Le processus mis au point par les constructeurs de caméra numérique de la captation de l’image optique jusqu’à l’obtention du signal numérique est hyperstandardisé, il se retrouve dans toutes les caméras numériques sur le marché. La formation de l’image optique est obtenue par un objectif, instrument standardisé par excellence contre lequel se sont déjà élevés bon nombre de cinéastes, Patrick Bokanowski par exemple ; à cela il faut ajouter la présence de filtres devant le capteur, notamment un filtre anti-infrarouge qui a pour but d’atténuer la réponse du CCD dans l’infrarouge, afin de la rendre cohérente avec notre propre perception visuelle. De même le codage des informations visuelles se fait au détriment de la chrominance, sous prétexte que l’œil humain possède un pouvoir de résolution beaucoup plus faible pour les détails de couleurs que pour les détails de luminosité (certains codages réduisent jusqu’à 75% la quantité d’information de chrominance par rapport aux informations de luminance). Enfin, le traitement vidéo que fait subir le circuit électronique au sein de la caméra aux signaux électriques issus des capteurs CCD consiste en une batterie de codifications du signal numérique en 11 étapes successives afin d’obtenir une image lisible, propre et acceptable (échantillonnage, corrections de taches au noir, gain, correction de taches au blanc, correction d’ouverture et de contour, correction de masking, correction des pixels défectueux, correction de flare, compressions des blancs, correction de gamma, modulation et multiplexage).

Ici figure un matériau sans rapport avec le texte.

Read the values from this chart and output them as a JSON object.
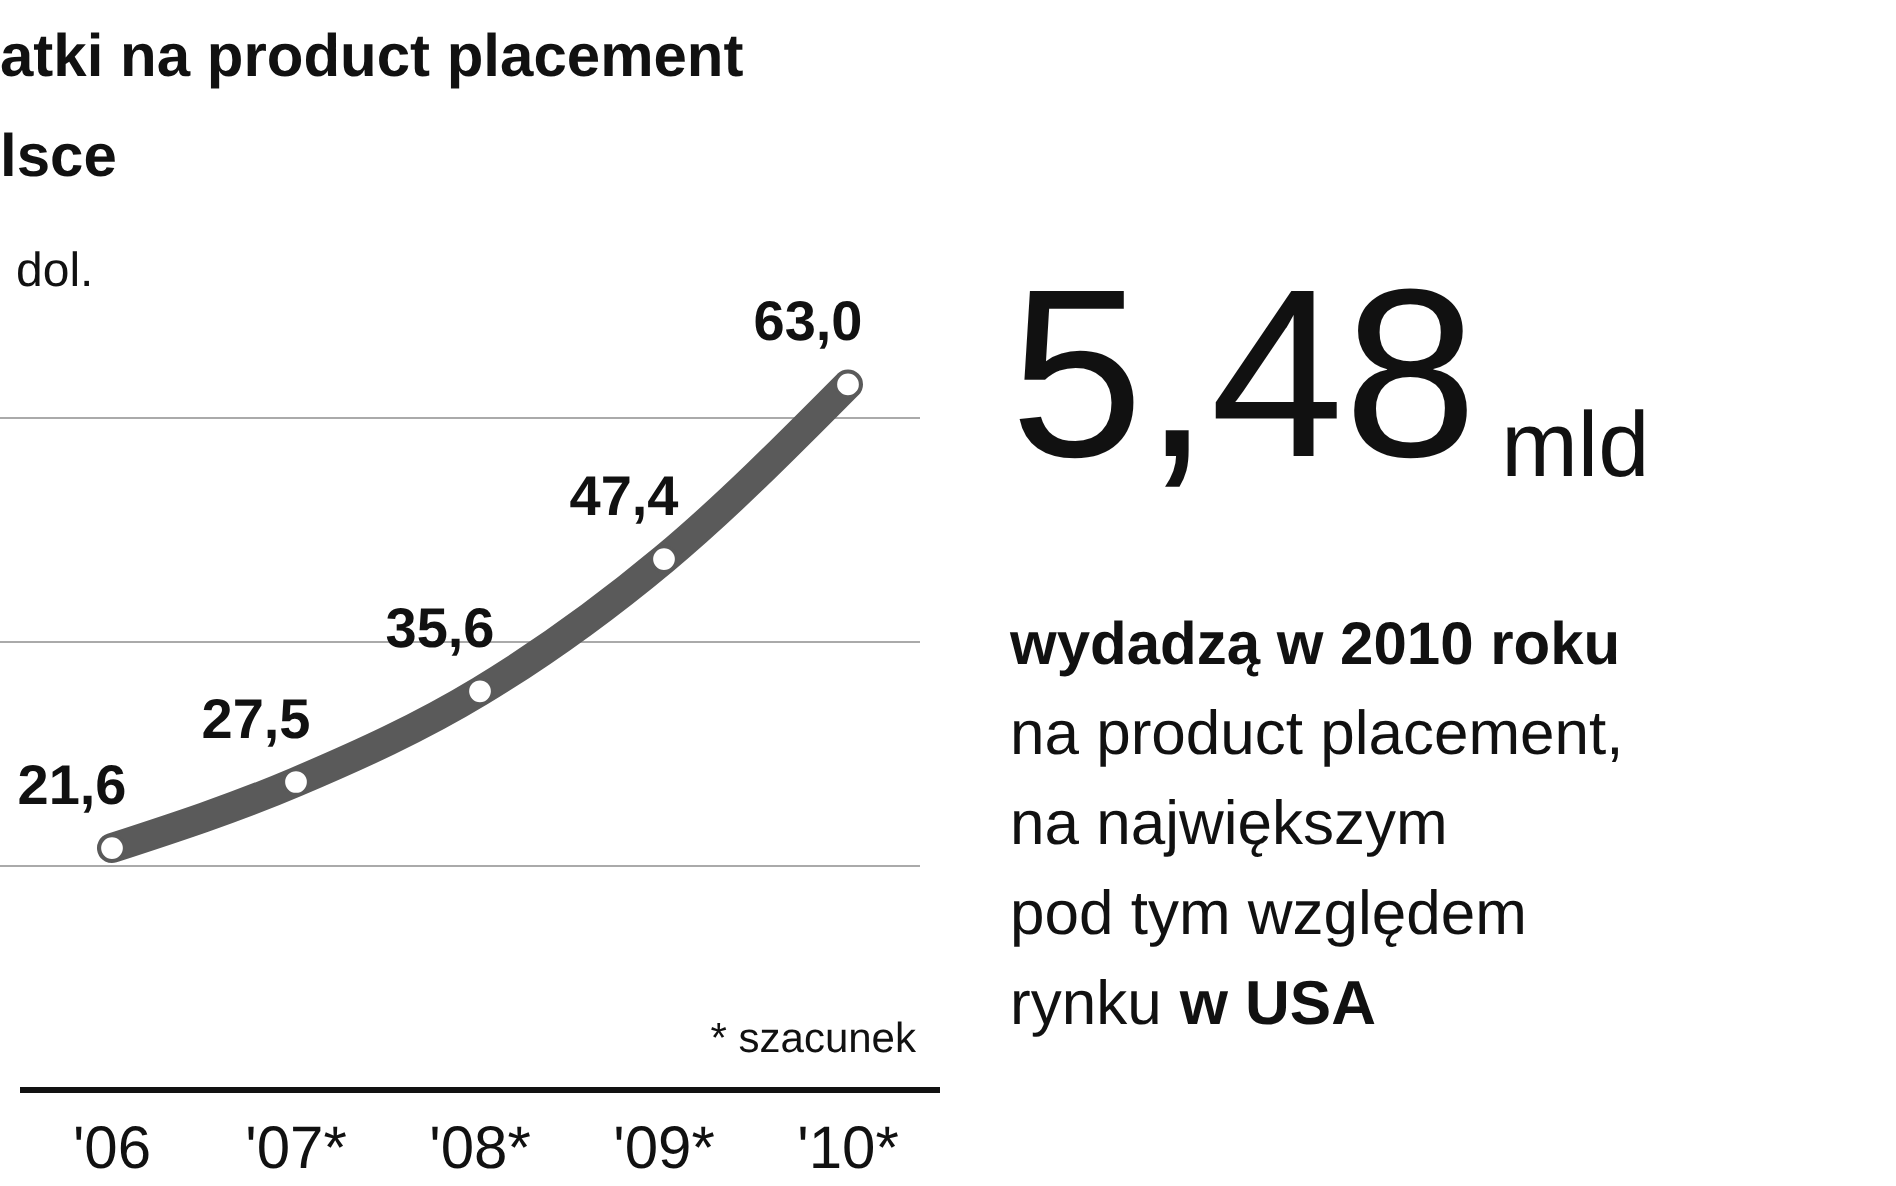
{
  "chart_data": {
    "type": "line",
    "title": "atki na product placement lsce",
    "subtitle": "dol.",
    "categories": [
      "'06",
      "'07*",
      "'08*",
      "'09*",
      "'10*"
    ],
    "series": [
      {
        "color": "#5a5a5a",
        "values": [
          21.6,
          27.5,
          35.6,
          47.4,
          63.0
        ],
        "value_labels": [
          "21,6",
          "27,5",
          "35,6",
          "47,4",
          "63,0"
        ]
      }
    ],
    "ref_lines": [
      {
        "axis": "y",
        "value": 20,
        "color": "#aaaaaa"
      },
      {
        "axis": "y",
        "value": 40,
        "color": "#aaaaaa"
      },
      {
        "axis": "y",
        "value": 60,
        "color": "#aaaaaa"
      }
    ],
    "tick_labels": "x",
    "marker": "circle",
    "line_style": "solid",
    "annotations": [
      "* szacunek",
      "5,48",
      "mld",
      "wydadzą w 2010 roku",
      "na product placement,",
      "na największym",
      "pod tym względem",
      "rynku",
      "w USA"
    ]
  }
}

La vidéo numérique est donc un médium bridé par l’industrie pour laquelle elle n’est qu’un outil de masse porteur d’objectifs de rentabilité. Elle ploie sous les dictats commerciaux, telle la volonté des constructeurs d’en faire le nouveau terrain du cinéma ; ainsi doit être lue la course imposée par les constructeurs sur la haute définition de l’image vidéo censée rejoindre progressivement celle de l’image cinématographique, l’objectif étant d’inventer des caméras vidéo à l’image des caméras cinématographiques, seulement plus performantes et confortables d’utilisation. Cela constitue une diversion pour l’art. Les artistes vidéos / numériques qui nous intéressent l’ont bien compris et s’extraient de cette logique-là afin d’explorer la vidéo pour ce qu’elle est. Ce faisant, ils la libèrent. Concevoir la vidéo en tant que signal numérique, c’est reléguer la caméra au rang d’une machine à fabriquer du signal à partir du visible. Cela revient à annihiler l’importance de l’usage de l’outil au profit du processus technique à l’œuvre au sein de l’instrument d’observation, ou encore métaphoriquement, à ouvrir la caméra pour n’en retenir que les circuits électroniques internes.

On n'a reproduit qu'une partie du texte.